LA CLASE MEDIA VA EN COCHE AL MUERE

          Una de las reacciones más adversas a la virtud que comulga la clase media porteña es la utilización de la bocina en el automóvil, artefacto que contemplan como una extensión de su capacidad propietaria, aun cuando lo hayan adquirido –como casi siempre- a crédito.

          La bocina –ya nadie dice claxon- conforma en verdad una herramienta de última ratio en el tránsito vehicular: su finalidad es la de advertir a otro conductor o a un peatón el peligro muy inminente de una colisión, o la de hacer saber al resto de quienes se desplazan la existencia de una situación de emergencia. Constituye, claramente, una señal sonora de alerta.

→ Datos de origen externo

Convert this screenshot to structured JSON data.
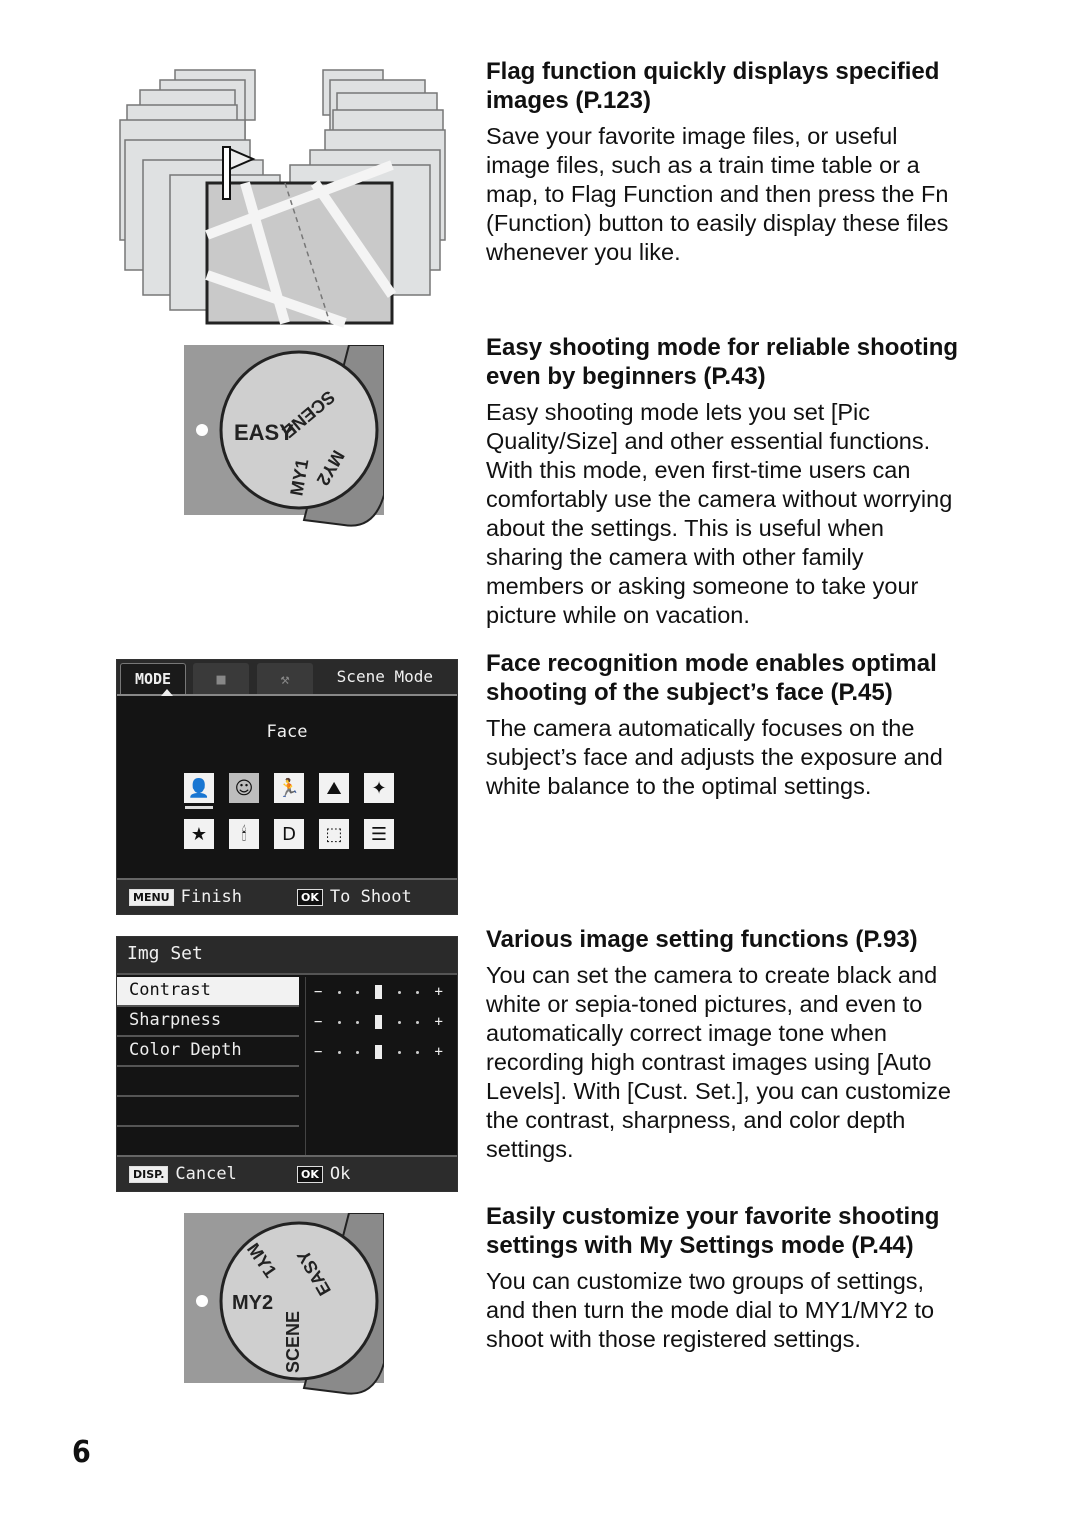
{
  "page_number": "6",
  "sections": [
    {
      "title": "Flag function quickly displays specified images (P.123)",
      "body": "Save your favorite image files, or useful image files, such as a train time table or a map, to Flag Function and then press the Fn (Function) button to easily display these files whenever you like."
    },
    {
      "title": "Easy shooting mode for reliable shooting even by beginners (P.43)",
      "body": "Easy shooting mode lets you set [Pic Quality/Size] and other essential functions. With this mode, even first-time users can comfortably use the camera without worrying about the settings. This is useful when sharing the camera with other family members or asking someone to take your picture while on vacation."
    },
    {
      "title": "Face recognition mode enables optimal shooting of the subject’s face (P.45)",
      "body": "The camera automatically focuses on the subject’s face and adjusts the exposure and white balance to the optimal settings."
    },
    {
      "title": "Various image setting functions (P.93)",
      "body": "You can set the camera to create black and white or sepia-toned pictures, and even to automatically correct image tone when recording high contrast images using [Auto Levels]. With [Cust. Set.], you can customize the contrast, sharpness, and color depth settings."
    },
    {
      "title": "Easily customize your favorite shooting settings with My Settings mode (P.44)",
      "body": "You can customize two groups of settings, and then turn the mode dial to MY1/MY2 to shoot with those registered settings."
    }
  ],
  "dial1": {
    "labels": [
      "EASY",
      "SCENE",
      "MY1",
      "MY2"
    ]
  },
  "dial2": {
    "labels": [
      "MY1",
      "MY2",
      "EASY",
      "SCENE"
    ]
  },
  "scene_screen": {
    "tab_mode": "MODE",
    "scene_label": "Scene Mode",
    "selected_mode": "Face",
    "icons": [
      "portrait",
      "face",
      "sports",
      "landscape",
      "night-landscape",
      "night-portrait",
      "candlelight",
      "skew-correct",
      "text",
      "zoom-macro"
    ],
    "icon_glyphs": [
      "👤",
      "☺",
      "🏃",
      "⛰",
      "✦",
      "★",
      "🕯",
      "D",
      "⬚",
      "☰"
    ],
    "footer_left_key": "MENU",
    "footer_left_label": "Finish",
    "footer_right_key": "OK",
    "footer_right_label": "To Shoot"
  },
  "img_set_screen": {
    "title": "Img Set",
    "rows": [
      {
        "label": "Contrast",
        "level": 0
      },
      {
        "label": "Sharpness",
        "level": 0
      },
      {
        "label": "Color Depth",
        "level": 0
      }
    ],
    "minus": "−",
    "plus": "+",
    "footer_left_key": "DISP.",
    "footer_left_label": "Cancel",
    "footer_right_key": "OK",
    "footer_right_label": "Ok"
  }
}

          Sin embargo, la clase media no utiliza este instrumento para alertar a nadie. Fruto del desdén por la normativa de tránsito, el conductor clasemediero impone a la bocina del automóvil un estatus que más bien la asimila a su imperdonable vocación pretendidamente didáctica por “cantar las cuarenta”, “decir cuatro verdades” o “chantar en la cara” ciertos contenidos que hacen a su edificación como estamento contestatario, aunque, desde una visión global, inofensivo.

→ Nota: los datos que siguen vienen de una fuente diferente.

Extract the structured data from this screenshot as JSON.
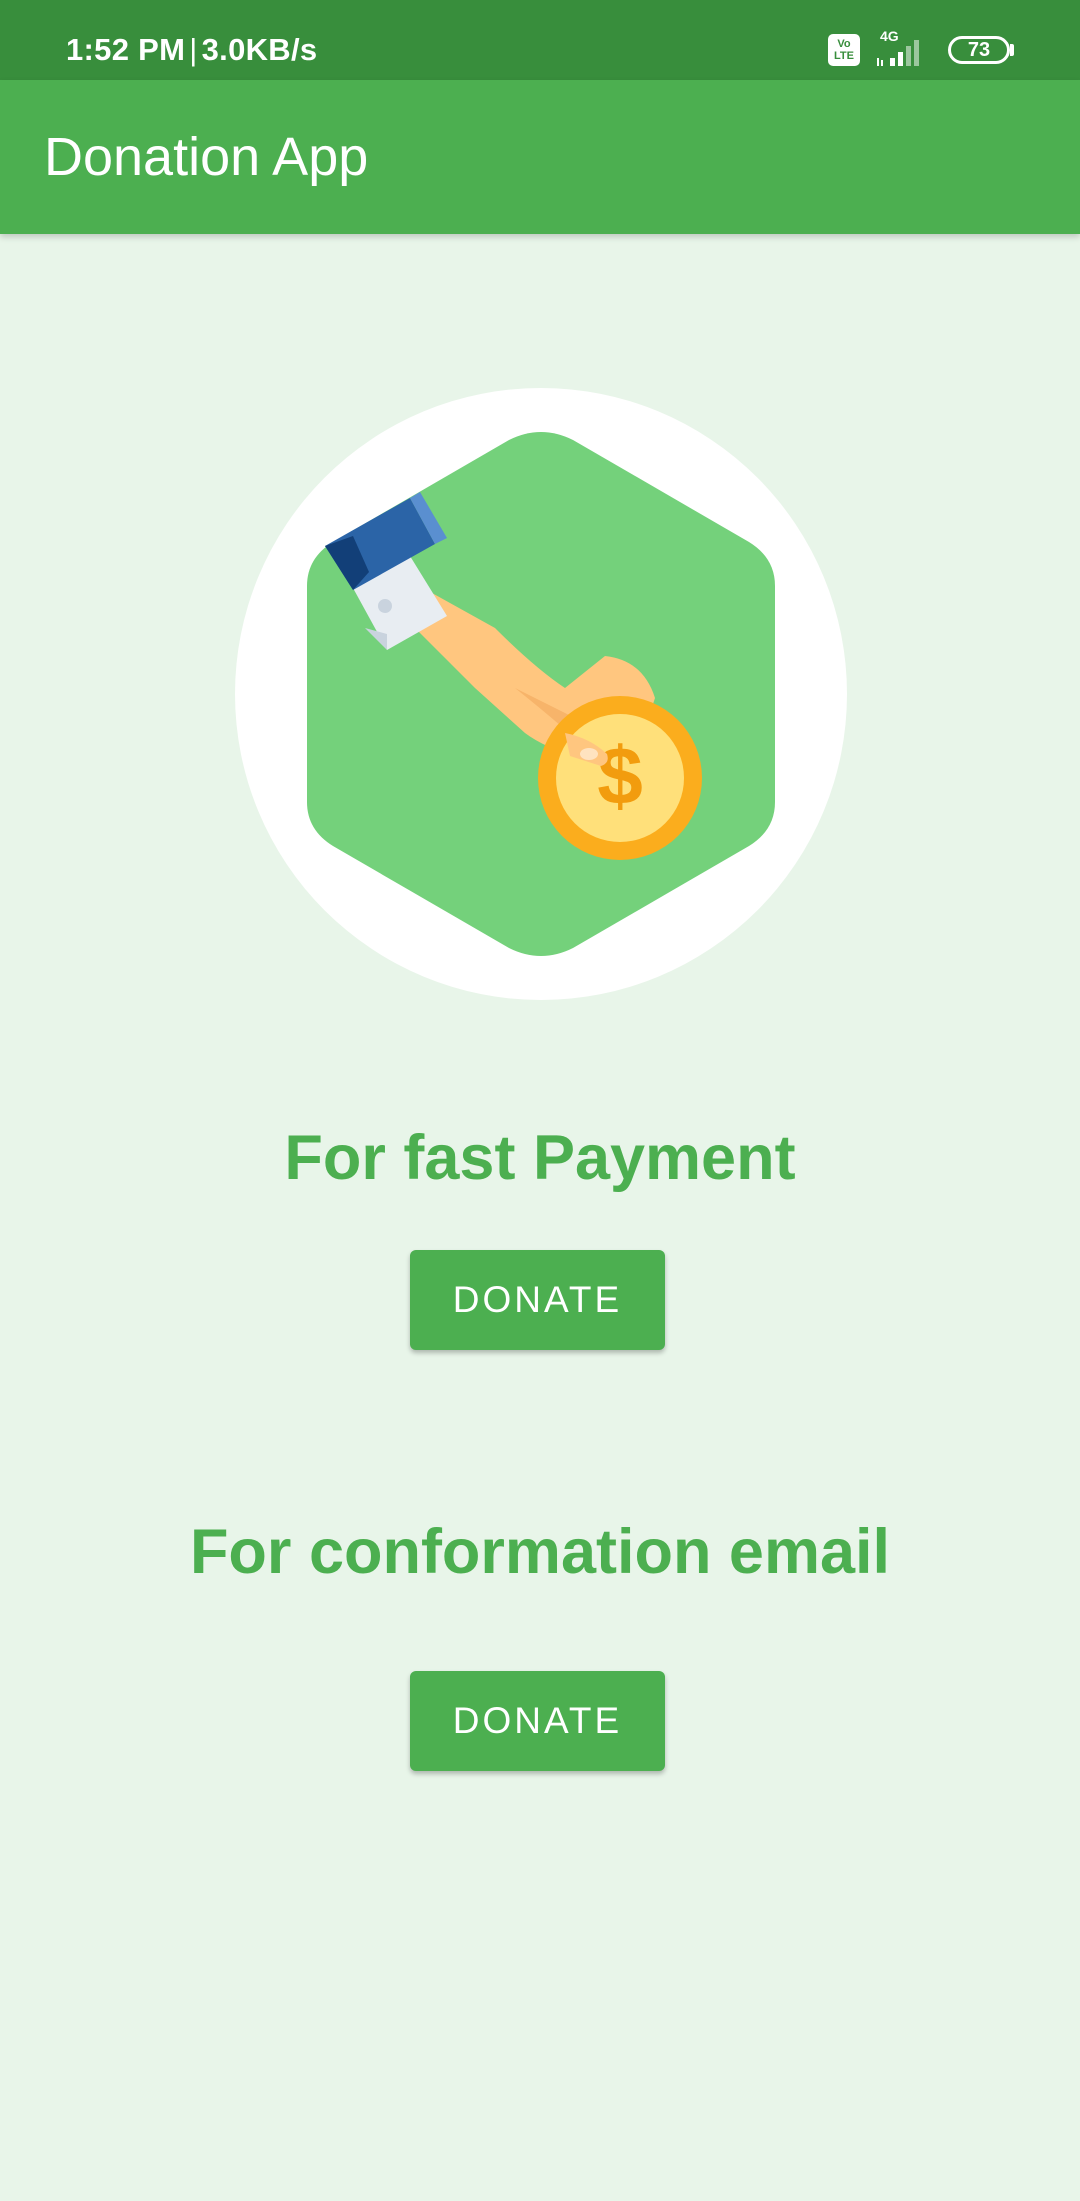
{
  "status_bar": {
    "time": "1:52 PM",
    "separator": "|",
    "network_speed": "3.0KB/s",
    "volte_label": "Vo LTE",
    "network_type": "4G",
    "battery_level": "73"
  },
  "app_bar": {
    "title": "Donation App"
  },
  "hero": {
    "icon": "hand-giving-coin-icon"
  },
  "sections": [
    {
      "heading": "For fast Payment",
      "button_label": "DONATE"
    },
    {
      "heading": "For conformation email",
      "button_label": "DONATE"
    }
  ],
  "colors": {
    "status_bar": "#388e3c",
    "primary": "#4caf50",
    "background": "#e8f5e9",
    "hexagon": "#74d17b",
    "coin": "#fbc02d"
  }
}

          De este modo, a diario se escuchan bocinazos que imponen –según ordena la vigencia impura del nunca escrito código de la calle- que quien se desplaza por delante a menor velocidad, aunque ésta sea la reglamentaria, se haga a un lado para dar paso al veloz clasemediero. Cuando se produce un choque y los automóviles que participaron en él han quedado detenidos, el conductor de clase media acciona la bocina a fin de que, en virtud de algún esperado efecto mágico –reflejo de su pensamiento que prescinde de la averiguación de las causas- se despeje la vía. Si un automóvil tarda más de cinco segundos en ponerse en marcha al dar verde el semáforo, el que va por detrás le hará saber su irritación e intentará aleccionarlo mediante un bocinazo prolongado, que se extenderá aun cuando el conductor ya haya avanzado, anoticiado del retraso intolerable. En las filas de cobro de peajes, el conductor de clase media procurará que no le cobren accionando la bocina a la espera de que otros que también están en la cola lo hagan: cree que existe una norma que establece que una espera de más de cinco minutos en el peaje de cualquier autopista da derecho a que las cabinas permitan el libre y gratuito tránsito. También utiliza la bocina para despedirse luego de una reunión familiar: a este tipo de saludo parece seguir casi siempre un acelerón algo desmedido.

          A la clase media le da gracia que los hijos muy pequeños toquen la bocina del automóvil cuando se encuentra detenido y los padres se hallan en otros menesteres –por ejemplo, cargando en el baúl las bolsas de la compra en el supermercado-. Casi siempre riendo y muy pocas veces con irritación, la mujer es quien suele separar a los niños del volante.


          La clase alta no toca bocina. La clase alta parece meditar mucho más la necesidad de advenimiento de una estridencia. Su tradición reflexiva –ya que ha podido estudiar- le sugiere otras reglas de menor cuantía de bochorno: el accionamiento preciso de los frenos, la espera, el aviso telefónico de la tardanza, la impresión de velocidades que limitan lo antirreglamentario –a fin de obviar los pormenores del desplazamiento neurótico de los demás- y la permanente revisión de la mecánica del rodado, que la clase media siempre deja para cuando tenga dinero suficiente, abrevando así una vez más en su desmedido culto de la precariedad, que es sin dudas un rito de pertenencia.

          Cuando no evidencia estas prudencias, la clase alta se estrella contra muros evidentísimos o se desbarranca alcoholizada por sendas de montaña; es sorprendida por la policía conduciendo drogada o alcoholizada en extremo o sin la edad suficiente para obtener el registro; es descubierta muerta en algún convertible por un baqueano que venía siguiendo el sonido de una bocina que nunca se extinguía o fugada por diferencias familiares a pocas decenas de kilómetros del lugar de la disputa. En todos los casos, los parientes y deudos experimentan más vergüenza que conmiseración.